We might work through that phobia with enough word therapy: Say "socialized medicine." Now say it again without looking like you've just swallowed a toad. Now smile when you say it. Now say "socialized medicine, ALL RIGHT!"

And so forth.

But it might be easier just to change the words that scare us.

We might call it "subsidized medicine." Get sick and the government gives you a subsidy to pay the bills. Those rugged individualists who are most rabidly phobic about "socialized"—farmers, say, and right-wing industrialists, defense contractors, Texas senators—become quite agreeable when they hear "government" and "subsidy" in the same sentence.

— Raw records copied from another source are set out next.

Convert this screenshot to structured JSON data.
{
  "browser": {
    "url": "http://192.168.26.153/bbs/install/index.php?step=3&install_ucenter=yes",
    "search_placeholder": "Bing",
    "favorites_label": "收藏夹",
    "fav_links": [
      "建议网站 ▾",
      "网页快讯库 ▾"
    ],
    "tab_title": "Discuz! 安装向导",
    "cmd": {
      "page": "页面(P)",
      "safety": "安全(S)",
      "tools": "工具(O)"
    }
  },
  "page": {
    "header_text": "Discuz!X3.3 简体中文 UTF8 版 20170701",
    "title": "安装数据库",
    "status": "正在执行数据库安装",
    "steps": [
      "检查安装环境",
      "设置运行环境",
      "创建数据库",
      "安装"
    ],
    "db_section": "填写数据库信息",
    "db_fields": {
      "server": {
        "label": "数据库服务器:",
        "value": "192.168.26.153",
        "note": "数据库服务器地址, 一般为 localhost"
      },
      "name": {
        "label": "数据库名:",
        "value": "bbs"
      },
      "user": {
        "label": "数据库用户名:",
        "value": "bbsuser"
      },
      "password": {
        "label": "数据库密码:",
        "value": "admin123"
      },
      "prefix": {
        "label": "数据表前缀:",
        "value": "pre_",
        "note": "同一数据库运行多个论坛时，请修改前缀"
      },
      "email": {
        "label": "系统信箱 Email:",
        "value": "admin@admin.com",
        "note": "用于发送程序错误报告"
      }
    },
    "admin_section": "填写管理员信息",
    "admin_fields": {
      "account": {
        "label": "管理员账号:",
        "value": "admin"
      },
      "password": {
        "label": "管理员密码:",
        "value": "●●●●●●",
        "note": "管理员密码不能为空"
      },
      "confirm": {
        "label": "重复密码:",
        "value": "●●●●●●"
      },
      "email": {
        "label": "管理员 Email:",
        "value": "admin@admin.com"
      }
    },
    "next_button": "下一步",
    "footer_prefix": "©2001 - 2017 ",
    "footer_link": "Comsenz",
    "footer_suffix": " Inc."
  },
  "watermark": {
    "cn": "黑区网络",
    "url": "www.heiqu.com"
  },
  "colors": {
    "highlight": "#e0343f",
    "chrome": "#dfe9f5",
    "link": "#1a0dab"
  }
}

But if the Clintons need even more support—universal assent for universal coverage—they might call it the "medically activated tax refund plan." Get sick, you get a tax refund to pay for it. If it costs more than your tax bill, you get a refund of taxes paid by someone who has the misfortune of staying healthy. Helluva deal.

Could anyone oppose that? Imagine the response to Sen. Gramm saying "The president and his wife are very good salespeople but the bottom line is that they are trying to sell a tax refund …They cannot sell that to the American people."

Whooboy.

 

Satterfield is a college professor and writes as a means of discovery.